NLP - Sentence Segmentation

2019-09-15 08:34发布

问题:

I am a newbie trying my hands on sentence segmentation in NLP. I am aware tokenizers are available for the same in NLTK. But I wanted to build my own sentence segmenter using Machine Learning algorithm like Decision Tree. But I am not able to gather training data for it. How should be the data. How should it be labelled, since I wanted to try first using supervised learning. Any sample data already available? Any help will be useful. I searched in net for nearly a week and now posting the same for help. Thanks in advance.

回答1:

As far as I know, Sentence splitters are typically implemented as a hybrid with a set of rules (the punctuation characters to consider) and some automatically learnt weights (for exceptions, such as abbreviations with a period, which don't act as a full stop). The weights can be learnt without supervision.

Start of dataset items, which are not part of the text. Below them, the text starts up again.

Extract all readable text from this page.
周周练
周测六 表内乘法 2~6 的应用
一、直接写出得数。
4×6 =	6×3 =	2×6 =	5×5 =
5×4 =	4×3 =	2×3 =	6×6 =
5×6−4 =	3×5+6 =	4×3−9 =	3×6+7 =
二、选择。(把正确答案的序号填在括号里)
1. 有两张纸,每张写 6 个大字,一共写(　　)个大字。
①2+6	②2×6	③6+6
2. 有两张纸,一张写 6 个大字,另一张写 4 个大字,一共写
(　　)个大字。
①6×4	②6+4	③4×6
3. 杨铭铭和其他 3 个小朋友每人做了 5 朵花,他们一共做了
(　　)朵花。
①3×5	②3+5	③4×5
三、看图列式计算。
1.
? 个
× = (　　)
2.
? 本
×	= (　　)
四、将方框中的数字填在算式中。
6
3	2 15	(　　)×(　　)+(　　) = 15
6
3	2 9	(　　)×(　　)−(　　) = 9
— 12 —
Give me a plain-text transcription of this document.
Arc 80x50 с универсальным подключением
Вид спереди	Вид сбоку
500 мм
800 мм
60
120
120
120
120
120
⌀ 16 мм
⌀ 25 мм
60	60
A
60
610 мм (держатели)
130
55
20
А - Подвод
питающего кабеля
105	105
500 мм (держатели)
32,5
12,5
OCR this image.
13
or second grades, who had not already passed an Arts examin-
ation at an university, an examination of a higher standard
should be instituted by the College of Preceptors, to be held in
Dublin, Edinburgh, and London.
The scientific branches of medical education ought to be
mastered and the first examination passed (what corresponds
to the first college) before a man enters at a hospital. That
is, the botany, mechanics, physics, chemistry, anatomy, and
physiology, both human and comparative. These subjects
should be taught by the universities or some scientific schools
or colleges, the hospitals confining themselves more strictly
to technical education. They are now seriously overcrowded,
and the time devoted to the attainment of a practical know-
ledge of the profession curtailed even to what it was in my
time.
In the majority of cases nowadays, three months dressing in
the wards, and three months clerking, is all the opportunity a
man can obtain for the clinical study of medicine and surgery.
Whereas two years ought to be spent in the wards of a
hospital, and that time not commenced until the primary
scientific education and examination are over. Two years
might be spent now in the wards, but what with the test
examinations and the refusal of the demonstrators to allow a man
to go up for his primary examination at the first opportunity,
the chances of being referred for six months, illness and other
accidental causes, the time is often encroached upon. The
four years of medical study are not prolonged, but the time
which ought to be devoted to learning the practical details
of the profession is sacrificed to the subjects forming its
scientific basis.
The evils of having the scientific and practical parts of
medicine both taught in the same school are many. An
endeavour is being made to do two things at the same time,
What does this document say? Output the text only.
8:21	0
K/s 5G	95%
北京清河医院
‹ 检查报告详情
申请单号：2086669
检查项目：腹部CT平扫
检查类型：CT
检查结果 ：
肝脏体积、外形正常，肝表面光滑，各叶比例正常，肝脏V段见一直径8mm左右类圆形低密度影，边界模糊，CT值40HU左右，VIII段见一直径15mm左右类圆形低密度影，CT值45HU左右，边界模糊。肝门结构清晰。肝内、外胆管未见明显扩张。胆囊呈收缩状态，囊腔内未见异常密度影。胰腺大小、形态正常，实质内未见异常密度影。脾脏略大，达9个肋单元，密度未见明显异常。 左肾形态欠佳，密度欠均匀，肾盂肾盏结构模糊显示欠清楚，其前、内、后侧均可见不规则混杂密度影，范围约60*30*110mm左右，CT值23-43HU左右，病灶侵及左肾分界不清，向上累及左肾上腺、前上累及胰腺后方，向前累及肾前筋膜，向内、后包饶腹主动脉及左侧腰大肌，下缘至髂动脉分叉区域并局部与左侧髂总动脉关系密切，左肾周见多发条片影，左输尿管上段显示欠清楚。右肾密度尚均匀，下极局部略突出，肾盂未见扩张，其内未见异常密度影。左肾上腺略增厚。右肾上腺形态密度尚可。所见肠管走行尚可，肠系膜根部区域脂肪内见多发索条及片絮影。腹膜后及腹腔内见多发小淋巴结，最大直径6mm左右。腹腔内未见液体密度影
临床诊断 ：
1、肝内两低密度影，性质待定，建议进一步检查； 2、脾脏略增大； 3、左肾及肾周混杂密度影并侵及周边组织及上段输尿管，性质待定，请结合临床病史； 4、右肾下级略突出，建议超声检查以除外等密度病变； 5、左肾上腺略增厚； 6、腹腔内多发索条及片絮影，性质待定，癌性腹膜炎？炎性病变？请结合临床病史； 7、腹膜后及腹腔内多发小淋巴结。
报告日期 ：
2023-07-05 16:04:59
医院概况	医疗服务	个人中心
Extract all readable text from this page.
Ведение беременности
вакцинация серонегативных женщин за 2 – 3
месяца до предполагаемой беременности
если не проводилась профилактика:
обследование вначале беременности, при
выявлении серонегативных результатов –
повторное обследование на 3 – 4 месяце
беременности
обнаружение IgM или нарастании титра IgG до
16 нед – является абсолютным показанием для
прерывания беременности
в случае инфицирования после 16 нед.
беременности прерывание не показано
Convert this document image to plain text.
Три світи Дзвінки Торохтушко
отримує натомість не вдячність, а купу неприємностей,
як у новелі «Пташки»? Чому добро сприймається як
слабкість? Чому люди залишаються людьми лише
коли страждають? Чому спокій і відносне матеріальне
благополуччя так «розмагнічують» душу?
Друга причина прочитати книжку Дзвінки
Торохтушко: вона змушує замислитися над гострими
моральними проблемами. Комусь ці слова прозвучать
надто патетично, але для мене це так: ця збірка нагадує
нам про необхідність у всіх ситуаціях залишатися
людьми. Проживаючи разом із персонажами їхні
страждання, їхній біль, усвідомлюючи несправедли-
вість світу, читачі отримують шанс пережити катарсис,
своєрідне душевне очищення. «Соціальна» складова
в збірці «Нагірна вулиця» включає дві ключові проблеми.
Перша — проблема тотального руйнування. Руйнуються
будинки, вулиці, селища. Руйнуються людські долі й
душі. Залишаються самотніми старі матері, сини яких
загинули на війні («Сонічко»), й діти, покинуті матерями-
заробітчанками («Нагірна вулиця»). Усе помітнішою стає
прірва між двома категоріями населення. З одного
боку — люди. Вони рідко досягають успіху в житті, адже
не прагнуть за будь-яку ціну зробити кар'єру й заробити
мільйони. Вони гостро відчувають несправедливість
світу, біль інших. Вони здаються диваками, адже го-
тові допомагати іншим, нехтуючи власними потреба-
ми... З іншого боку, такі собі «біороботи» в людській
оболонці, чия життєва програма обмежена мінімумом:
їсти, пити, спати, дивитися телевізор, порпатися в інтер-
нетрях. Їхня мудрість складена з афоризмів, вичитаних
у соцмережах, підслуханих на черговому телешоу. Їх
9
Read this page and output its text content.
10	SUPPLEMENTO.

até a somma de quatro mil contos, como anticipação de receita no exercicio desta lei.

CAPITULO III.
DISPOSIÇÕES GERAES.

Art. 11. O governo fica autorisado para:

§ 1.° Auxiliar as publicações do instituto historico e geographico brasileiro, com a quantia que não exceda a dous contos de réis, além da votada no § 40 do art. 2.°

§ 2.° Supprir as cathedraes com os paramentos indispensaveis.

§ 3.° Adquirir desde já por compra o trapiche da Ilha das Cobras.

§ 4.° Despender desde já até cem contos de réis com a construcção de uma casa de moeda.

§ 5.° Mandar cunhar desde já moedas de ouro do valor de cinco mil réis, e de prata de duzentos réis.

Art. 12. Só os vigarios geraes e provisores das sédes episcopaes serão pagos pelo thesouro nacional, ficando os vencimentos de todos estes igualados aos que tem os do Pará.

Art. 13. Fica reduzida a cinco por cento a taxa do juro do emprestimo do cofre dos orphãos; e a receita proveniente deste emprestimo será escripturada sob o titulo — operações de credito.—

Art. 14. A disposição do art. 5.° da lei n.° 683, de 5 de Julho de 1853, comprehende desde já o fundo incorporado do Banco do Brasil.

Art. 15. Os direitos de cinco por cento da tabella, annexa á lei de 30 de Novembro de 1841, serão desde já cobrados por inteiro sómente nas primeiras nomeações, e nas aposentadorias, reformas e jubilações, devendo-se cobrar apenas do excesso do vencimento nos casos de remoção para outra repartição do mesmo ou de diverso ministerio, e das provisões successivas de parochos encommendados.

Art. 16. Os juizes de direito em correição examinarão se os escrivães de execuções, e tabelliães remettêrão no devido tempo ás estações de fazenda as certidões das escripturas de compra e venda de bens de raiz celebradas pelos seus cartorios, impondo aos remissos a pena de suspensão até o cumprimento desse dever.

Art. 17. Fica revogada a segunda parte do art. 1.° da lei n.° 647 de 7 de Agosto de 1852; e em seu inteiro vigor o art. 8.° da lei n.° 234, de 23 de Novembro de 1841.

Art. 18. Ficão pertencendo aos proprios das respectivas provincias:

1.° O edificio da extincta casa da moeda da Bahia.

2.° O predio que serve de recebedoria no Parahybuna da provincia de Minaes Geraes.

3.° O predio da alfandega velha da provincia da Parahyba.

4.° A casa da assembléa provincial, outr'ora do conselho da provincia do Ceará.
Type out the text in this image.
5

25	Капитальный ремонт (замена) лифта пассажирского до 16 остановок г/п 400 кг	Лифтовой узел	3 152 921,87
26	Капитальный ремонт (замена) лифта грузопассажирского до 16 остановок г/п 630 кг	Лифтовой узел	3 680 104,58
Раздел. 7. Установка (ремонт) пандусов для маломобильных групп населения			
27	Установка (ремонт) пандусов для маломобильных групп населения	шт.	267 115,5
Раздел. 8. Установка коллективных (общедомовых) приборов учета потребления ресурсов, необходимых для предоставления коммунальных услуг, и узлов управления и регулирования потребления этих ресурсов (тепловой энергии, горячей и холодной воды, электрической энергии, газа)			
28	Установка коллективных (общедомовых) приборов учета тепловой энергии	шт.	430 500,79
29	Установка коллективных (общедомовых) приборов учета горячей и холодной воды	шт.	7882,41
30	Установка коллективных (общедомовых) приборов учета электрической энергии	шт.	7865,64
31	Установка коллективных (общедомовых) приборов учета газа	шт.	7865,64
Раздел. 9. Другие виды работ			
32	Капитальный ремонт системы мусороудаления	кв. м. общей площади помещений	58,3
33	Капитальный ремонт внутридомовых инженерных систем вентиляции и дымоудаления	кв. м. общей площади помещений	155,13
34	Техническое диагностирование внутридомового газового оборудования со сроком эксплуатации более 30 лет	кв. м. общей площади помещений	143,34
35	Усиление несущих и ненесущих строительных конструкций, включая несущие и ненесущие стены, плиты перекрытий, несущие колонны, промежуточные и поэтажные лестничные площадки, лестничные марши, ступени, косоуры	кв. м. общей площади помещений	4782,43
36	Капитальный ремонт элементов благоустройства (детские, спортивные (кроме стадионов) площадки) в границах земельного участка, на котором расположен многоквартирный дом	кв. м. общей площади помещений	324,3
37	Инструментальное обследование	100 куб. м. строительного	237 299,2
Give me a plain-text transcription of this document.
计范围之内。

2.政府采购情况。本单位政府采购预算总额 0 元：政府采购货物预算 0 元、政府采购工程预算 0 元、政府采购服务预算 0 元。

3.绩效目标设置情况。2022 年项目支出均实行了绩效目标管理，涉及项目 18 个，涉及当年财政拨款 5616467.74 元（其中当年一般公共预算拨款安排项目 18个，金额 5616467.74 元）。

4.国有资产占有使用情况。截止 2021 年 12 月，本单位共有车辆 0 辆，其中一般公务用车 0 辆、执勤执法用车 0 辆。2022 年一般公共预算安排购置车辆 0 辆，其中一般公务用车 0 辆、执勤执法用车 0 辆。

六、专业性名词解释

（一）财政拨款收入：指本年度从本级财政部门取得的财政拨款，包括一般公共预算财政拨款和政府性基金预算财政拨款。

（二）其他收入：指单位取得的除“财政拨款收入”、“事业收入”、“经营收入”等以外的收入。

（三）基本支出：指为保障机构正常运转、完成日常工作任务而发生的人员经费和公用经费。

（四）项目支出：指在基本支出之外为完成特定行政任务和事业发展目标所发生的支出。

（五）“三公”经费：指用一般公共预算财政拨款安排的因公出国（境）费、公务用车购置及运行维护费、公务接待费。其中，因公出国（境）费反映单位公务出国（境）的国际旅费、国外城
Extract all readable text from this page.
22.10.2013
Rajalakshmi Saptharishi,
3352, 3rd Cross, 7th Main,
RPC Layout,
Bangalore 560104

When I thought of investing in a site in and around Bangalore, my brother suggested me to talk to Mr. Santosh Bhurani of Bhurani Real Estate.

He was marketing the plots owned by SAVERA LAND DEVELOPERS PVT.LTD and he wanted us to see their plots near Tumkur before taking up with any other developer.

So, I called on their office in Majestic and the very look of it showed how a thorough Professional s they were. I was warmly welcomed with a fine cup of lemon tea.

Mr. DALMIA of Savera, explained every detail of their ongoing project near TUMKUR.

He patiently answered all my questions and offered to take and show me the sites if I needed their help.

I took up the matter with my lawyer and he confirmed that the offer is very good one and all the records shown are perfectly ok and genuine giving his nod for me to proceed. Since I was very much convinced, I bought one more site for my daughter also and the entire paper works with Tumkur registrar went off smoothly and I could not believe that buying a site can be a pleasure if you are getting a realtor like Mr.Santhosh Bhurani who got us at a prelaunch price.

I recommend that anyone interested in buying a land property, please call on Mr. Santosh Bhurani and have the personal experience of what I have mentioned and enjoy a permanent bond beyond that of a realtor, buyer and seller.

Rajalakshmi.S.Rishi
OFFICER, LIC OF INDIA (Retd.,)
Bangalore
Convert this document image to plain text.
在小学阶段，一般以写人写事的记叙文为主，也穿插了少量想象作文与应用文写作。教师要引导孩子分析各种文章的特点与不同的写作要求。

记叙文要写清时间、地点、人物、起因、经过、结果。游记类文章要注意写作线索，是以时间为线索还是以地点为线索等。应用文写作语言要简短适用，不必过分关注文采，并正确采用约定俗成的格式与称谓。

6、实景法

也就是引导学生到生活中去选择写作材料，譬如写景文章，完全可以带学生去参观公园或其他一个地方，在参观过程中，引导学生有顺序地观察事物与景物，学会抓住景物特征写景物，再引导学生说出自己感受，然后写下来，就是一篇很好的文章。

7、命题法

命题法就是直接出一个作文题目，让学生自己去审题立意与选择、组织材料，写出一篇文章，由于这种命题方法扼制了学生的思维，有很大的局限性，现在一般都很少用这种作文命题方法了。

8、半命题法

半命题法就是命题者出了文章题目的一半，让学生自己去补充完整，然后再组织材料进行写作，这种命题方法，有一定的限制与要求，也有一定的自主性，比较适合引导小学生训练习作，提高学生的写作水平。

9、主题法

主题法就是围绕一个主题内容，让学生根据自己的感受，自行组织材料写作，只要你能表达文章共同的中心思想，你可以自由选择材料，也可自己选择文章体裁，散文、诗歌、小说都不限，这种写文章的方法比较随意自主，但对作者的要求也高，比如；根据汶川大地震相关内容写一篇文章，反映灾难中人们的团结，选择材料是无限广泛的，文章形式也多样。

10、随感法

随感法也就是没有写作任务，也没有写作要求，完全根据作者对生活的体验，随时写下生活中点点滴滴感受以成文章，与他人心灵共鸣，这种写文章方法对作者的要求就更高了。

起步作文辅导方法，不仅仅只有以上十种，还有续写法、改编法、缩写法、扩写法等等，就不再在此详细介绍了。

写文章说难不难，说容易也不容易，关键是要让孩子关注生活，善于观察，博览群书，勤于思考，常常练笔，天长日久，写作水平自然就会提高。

It's an interesting idea, however, to approach this with a plain ML-based system. For a supervised scheme, you could try a character-based sequence-labelling model with BIO labels. For example, your training data could look like this:

This is it! I'm leaving Dr. Smush in his box.
BIIIIIIIIIIOBIIIIIIIIIIIIIIIIIIIIIIIIIIIIIIII

The predicted output will then also be BIIIIO..., and you'll have to split the original text at the characters labelled O. I'm not sure if this is the best approach, but if you try it, let me know if it's any good. Make sure you use n-grams of high orders (3-, 4-, 5-grams or even higher), since these are characters, not word tokens.

As for the training data, you can use any linguistically annotated corpus, since they are all sentence-split (eg. look at the ones included in NLTK). All you have to do is producing the BIO labels for training.